Other common blends involving white wines include the classic dessert wine trio comprising Sauternes (Sauvignon Blanc, Semillon and Muscadelle), as well as Western Australia’s Margaret River region, which favors combining rich Semillon with crisp Sauvignon Blanc. However, very rarely do we see wine blends that break the mold, especially on the shelves of a mainstream, big-box store (I realize you may be crafting a “big-box wine” pun in your head at this moment).

Yes, we are talking about WalMart wine. Specifically, their Oak Leaf Vineyards Pinot Grigio/Chenin Blanc blend, which happens to be priced at $2.47 a bottle – the same price as the Boon’s Farm concoctions on the shelf below it. WalMart’s Oak Leaf comes in a series of seven wines; six are single-varietal and one is our innovative blend. The line-up includes Cabernet Sauvignon, Merlot, Shiraz, Sauvignon Blanc, the Pinot Grigio/Chenin Blanc blend, White Zinfandel, and Chardonnay – the latter being the only varietal packaged in the curvilinear Burgundy-shaped bottle. A nod to its Old World roots. Nice touch.

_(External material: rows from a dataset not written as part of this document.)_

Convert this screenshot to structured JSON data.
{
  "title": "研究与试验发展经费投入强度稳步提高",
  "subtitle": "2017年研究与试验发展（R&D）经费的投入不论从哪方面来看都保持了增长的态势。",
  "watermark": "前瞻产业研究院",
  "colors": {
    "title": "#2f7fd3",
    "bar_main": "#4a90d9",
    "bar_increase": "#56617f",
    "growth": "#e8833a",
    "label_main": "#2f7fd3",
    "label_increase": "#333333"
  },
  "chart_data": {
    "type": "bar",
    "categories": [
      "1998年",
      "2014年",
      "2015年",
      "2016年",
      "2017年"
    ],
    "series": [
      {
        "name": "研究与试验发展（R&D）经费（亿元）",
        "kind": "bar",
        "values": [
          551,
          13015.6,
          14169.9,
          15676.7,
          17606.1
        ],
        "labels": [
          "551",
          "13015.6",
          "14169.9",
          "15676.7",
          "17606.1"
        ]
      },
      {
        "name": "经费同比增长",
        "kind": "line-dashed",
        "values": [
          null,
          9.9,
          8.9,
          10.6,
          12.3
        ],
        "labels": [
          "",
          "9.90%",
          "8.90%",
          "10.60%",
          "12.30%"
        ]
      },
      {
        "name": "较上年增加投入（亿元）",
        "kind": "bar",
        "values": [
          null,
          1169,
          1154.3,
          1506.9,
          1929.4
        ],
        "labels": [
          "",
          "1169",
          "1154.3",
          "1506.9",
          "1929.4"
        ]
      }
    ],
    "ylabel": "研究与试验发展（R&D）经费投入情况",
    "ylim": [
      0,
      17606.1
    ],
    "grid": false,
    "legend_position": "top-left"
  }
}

Oak Leaf Vineyard is a California-based producer who has been listed across the Internet as being part of Gallo; however, I recently found out that this was not the case (scroll down here to read a detailed profile of the true, and somewhat mysterious, origins of this “extreme value wine” giant).

What is interesting about this particular Pinot Grigio/Chenin Blanc blend is that, first of all, it is an unusual combination. You just don’t find Chenin Blanc and Pinot Grigio fused together every day. Second of all – and I don’t mean any snobbery by this – I was quite surprised that they included this in the line-up at WalMart. Not that WalMart shoppers do not deserve to sample unusual wine blends, but this just seemed akin to McDonald’s having a braised short rib and mushroom risotto to-go plate for $3.59 alongside their burger menu. Uh, ok. Sure.  Great, in fact, but not the expectation.

Clearly, this is a wine to rival the other mass-marketed value wines (i.e., Trader Joe’s famous “Two-Buck Chucks,” or Charles Shaw wines).  Apparently, it is too much to ask for a vintage date on these bottles. Or tasting notes on the back label. Or any marketing copy about the vineyards, and south-facing slopes, and the painstaking care of the harvest. Just buy the thing and take it home to enjoy on the back patio with grilled chicken and herb-roasted potatoes, as I did. From this Pinot Grigio/Chenin Blanc blend, you can expect a simple, refreshing burst of tart pear, sweet autumn apple, and a subtle cedar-like woodsy note.

The best part is, this wine complements a variety of situations, not least of which includes watching Jerry Springer on the tube.